Junk food, finger food, fast food o street food sono universalmente noti come cibi “peccaminosi”. Concedersi un hamburger di tanto in tanto non comporta di certo le punizioni che Dante narrava nel suo VI Canto dell’Inferno. Non si abbatterà su di noi nessuna pioggia “etterna, maladetta, fredda e greve”, ma vi è comunque il rischio che l’ago della bilancia, se la pratica diventa una consuetudine, subisca un bello scossone con conseguenze non da poco sulla nostra salute.

Basta pensare che mediamente un panino da fast food apporta una concentrazione calorica che varia dalle 750  alle 850 kcal, in maniera più dettagliata si tratta di  55 grammi di proteine, 45 g di grassi, 55 g di carboidrati , 4 g di sodio.

A preoccupare non è di certo la cellulite sulle cosce o sul lato B, ma i problemi (soprattutto cardiovascolari) che questi cibi comportano, principali cause di obesità, ipertensione e diabete sia negli adulti che nei bambini. Nonostante numerose catene nazionali e non ormai apportino, per disposizioni legislative, sulle etichette dei loro prodotti tutte le informazioni nutrizionali, solo un consumatore su sei presta attenzione.

Varcata la soglia di qualsiasi Magic Land del cibo si tende ad eccedere in tutto. Con un’unica porzione si assumono già la metà delle calorie totali da ingerire  in un’intera giornata. Se provassimo a sommare a queste le restanti derivate da colazione, merenda e cena?

Il tempo smart nella preparazione di un pasto lo rende di certo appetitoso, ma questo cela l’uso di grassi di pessima qualità, sostanze che rendono i sapori artificiali e identici in qualsiasi parte del globo, scarsi nutrienti, in particolare vitamine e fibre.

La regola oraziana è In medio stat virtus se, come affermava il filosofo Feuerbach: “Noi Siamo ciò che mangiamo”, dovremmo sforzarci di introdurre prevalentemente cibo sano, dal momento che alimentarsi solo ed esclusivamente con piatti salutari è praticamente impossibile.

Lo strappo alla regola non solo ci rende felici ma allena il nostro metabolismo che si troverà a dover lavorare di più.
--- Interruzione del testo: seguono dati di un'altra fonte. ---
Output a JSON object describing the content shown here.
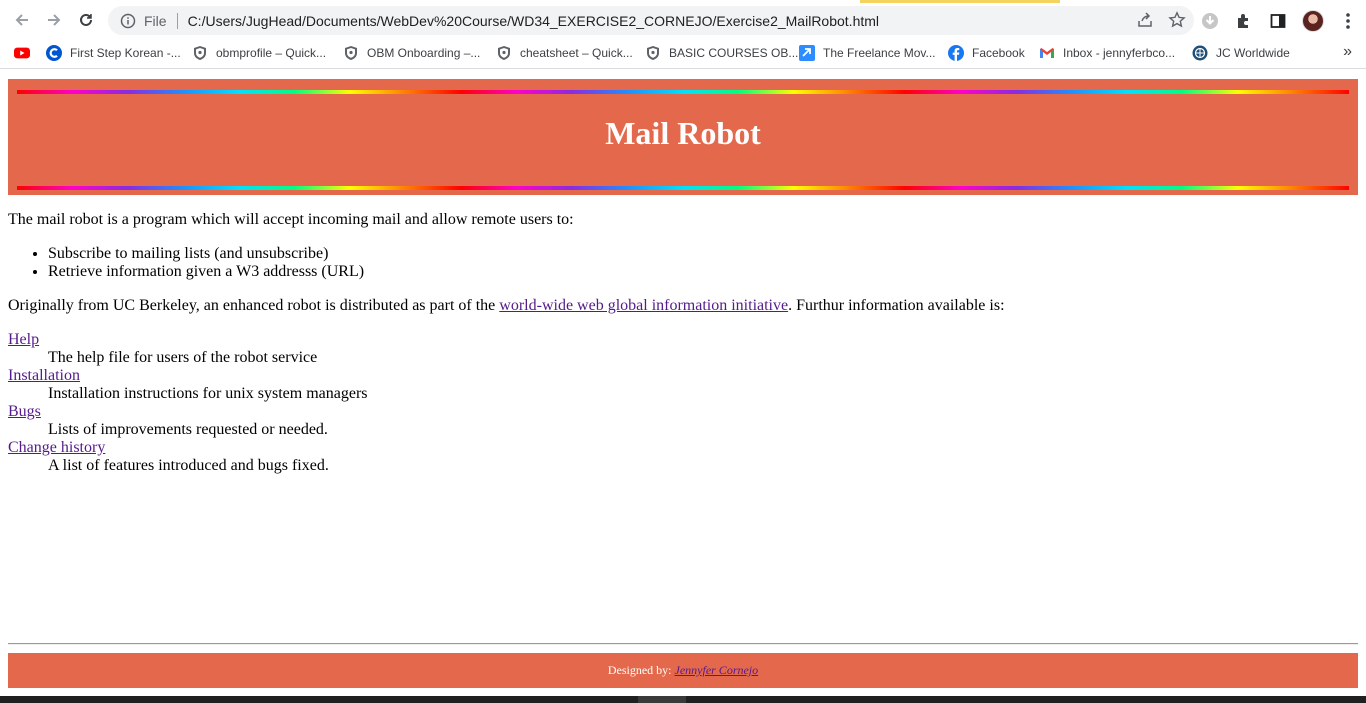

L’Organizzazione Mondiale della Sanità ha stimato che il 20% dei decessi a livello globale è causato dalla cattiva alimentazione. Una dieta sana non solo migliorerebbe le condizioni di vita ma ridurrebbe anche i costi sociali derivanti dal cibo spazzatura .

Il virtuosismo sta nel mettere il consumatore a conoscenza diretta del costo del prodotto e delle sue influenze nocive, esplicitandone i valori nutrizionali non solo nei fast food ma anche nei ristoranti (ad Ottawa è già praticato).

Tra le piaghe del nuovo millennio con incidenze molto pesanti nel welfare di svariati Stati vi è l’obesità che causa ingenti rischi quali diabete, cancro e morti premature (3 milioni l’anno).

Giovanni D’Agata, fondatore dello “Sportello dei Diritti”, sostiene che anche nel vecchio Continente con un apposito regolamento europeo, stante la rilevanza della materia, si devono introdurre disposizioni analoghe che obblighino ristoratori e catene di fast food ad indicare preventivamente il numero di calorie consumate all’interno dei propri esercizi.

Nel mondo sono ben 1,46 miliardi di adulti ad avere un IMC pari o maggiore di 25 kg/m2, e tra questi 205 milioni di uomini e 297 milioni di donne sono obese.  L’Indice di Massa Corporea, definito come IMC= peso (kg) / altezza (m)2  è misurato in kg /m² e dipende da età, sesso, fattori genetici, alimentazione, stile di vita, attività fisica, condizioni sanitarie e altro ancora.

La scienza medica adopera varie tabelle per definire il “peso salutare” (valori medi di IMC per gli adulti, in un range tra 18,5 e 25), “sovrappeso” (IMC tra 25 a 30) e “obesità” (IMC>30).